IoT, wearable, and healthcare related applications where small size, long operating times, and longer battery life are essential are increasing demand for compact electronic components that reduce the power consumption. 32.768kHz resonators are used extensively in power sensitive applications to keep accurate time while allowing power hungry resources to be put into a deep sleep mode, thereby saving system level power and extending overall battery life.

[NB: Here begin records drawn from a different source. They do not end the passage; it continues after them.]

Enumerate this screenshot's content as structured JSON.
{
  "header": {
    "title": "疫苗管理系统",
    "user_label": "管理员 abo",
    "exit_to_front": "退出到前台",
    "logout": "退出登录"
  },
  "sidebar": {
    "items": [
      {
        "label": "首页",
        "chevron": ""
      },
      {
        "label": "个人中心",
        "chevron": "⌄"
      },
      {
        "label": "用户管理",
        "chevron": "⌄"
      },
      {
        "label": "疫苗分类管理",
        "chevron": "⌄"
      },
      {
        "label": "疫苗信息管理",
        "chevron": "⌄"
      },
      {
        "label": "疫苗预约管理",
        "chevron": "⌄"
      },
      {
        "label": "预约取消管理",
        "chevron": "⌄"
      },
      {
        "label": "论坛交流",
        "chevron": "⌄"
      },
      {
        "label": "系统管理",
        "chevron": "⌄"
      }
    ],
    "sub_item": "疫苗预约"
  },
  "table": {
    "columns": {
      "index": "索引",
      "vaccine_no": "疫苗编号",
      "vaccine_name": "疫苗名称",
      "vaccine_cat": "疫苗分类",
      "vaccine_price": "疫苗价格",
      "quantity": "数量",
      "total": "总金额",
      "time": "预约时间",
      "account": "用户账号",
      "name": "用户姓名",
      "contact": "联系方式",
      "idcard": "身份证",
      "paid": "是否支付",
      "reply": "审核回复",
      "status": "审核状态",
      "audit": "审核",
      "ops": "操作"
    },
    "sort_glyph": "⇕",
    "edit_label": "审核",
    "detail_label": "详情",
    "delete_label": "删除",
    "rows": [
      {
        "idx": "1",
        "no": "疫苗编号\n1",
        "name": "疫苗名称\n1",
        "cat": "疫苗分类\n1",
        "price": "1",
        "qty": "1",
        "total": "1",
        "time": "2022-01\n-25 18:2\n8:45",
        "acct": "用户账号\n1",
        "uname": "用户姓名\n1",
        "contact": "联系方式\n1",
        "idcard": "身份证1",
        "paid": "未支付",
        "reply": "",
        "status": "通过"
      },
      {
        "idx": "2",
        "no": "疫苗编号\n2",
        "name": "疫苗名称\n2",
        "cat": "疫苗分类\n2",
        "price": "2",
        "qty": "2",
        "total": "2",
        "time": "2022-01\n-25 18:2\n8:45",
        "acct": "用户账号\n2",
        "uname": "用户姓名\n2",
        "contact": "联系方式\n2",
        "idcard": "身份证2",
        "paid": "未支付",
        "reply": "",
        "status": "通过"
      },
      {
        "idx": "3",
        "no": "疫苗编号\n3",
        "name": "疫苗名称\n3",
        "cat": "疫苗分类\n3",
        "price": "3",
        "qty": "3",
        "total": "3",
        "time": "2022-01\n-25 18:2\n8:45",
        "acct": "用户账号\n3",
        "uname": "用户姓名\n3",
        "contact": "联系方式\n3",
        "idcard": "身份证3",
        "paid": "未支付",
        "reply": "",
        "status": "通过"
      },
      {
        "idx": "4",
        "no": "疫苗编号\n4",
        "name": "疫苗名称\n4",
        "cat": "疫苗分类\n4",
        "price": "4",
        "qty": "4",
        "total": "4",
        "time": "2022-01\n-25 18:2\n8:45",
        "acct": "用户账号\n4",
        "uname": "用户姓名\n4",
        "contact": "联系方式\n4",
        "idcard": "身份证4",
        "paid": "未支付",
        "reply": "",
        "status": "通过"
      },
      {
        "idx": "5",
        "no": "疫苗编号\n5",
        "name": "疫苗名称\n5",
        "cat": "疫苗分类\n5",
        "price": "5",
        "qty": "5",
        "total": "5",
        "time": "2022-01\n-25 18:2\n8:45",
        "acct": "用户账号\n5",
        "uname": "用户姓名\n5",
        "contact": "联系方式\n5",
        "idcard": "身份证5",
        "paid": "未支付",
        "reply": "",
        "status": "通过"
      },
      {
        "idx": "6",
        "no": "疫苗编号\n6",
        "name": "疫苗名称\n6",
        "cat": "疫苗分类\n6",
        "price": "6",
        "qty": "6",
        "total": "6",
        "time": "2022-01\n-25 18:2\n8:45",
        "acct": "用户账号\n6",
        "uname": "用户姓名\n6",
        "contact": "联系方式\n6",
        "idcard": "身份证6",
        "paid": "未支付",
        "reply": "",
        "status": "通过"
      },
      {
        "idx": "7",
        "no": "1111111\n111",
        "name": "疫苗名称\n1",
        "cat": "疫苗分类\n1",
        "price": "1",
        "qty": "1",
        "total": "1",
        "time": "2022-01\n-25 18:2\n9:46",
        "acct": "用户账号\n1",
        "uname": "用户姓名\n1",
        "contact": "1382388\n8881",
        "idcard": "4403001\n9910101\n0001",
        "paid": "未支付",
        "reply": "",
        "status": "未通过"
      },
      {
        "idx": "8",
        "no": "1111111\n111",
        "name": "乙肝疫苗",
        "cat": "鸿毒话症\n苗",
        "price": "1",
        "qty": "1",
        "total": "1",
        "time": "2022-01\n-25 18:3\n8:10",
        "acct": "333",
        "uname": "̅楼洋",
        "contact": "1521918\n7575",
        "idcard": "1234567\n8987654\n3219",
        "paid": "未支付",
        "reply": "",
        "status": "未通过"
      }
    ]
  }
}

The new MEMS resonator is more than 50% smaller than competing solutions, while featuring a low ESR*5, excellent frequency accuracy, and low power consumption. This is due to the use of MEMS, a technology that was developed by Murata Electronics Oy (formerly VTI Technologies) which has a proven track record of unique and innovative MEMS used in a wide variety of applications originating with the automotive industry.


Main Features
While achieving miniaturization through MEMS technology, the new MEMS resonator exhibits frequency temperature characteristics of less than 160ppm (Operating temperature: -30 to 85°C ) with an initial frequency accuracy (25°C ) that is comparable to or better than that of a quartz tuning fork crystal resonator.

Key features are as follows:

- Over 50% smaller than conventional tuning fork quartz crystal resonators
With dimensions measuring 0.9 x 0.6 x 0.3mm (width, length, height), the new MEMS resonator is more than 50% smaller*6 than a conventional 32.768kHz tuning fork crystal resonator.

- Built-in load capacitors
A typical pierce-type oscillator circuit design uses two external multilayer ceramic load capacitors.  The new MEMS resonator is equipped with built in load capacitors, which makes possible a reduction in external parasitic capacitance, mounting space, and further contributes to more flexible circuit design.

- Reduced power consumption by realizing a low ESR
With crystal resonators in general, the ESR tends to rise as the device becomes smaller in size. However, with a low ESR (75kΩ) the MEMS resonator can generate a stable reference clock signal by reducing the IC gain while also cutting power consumption by 13% compared to a conventional quartz crystal. (Based on internal tests)

- Can be built into an IC package
With silicon-based wafer-level chip scale packaging (WLCSP), the resonator can be co-packaged with an IC, eliminating the need for any external low-frequency clock references.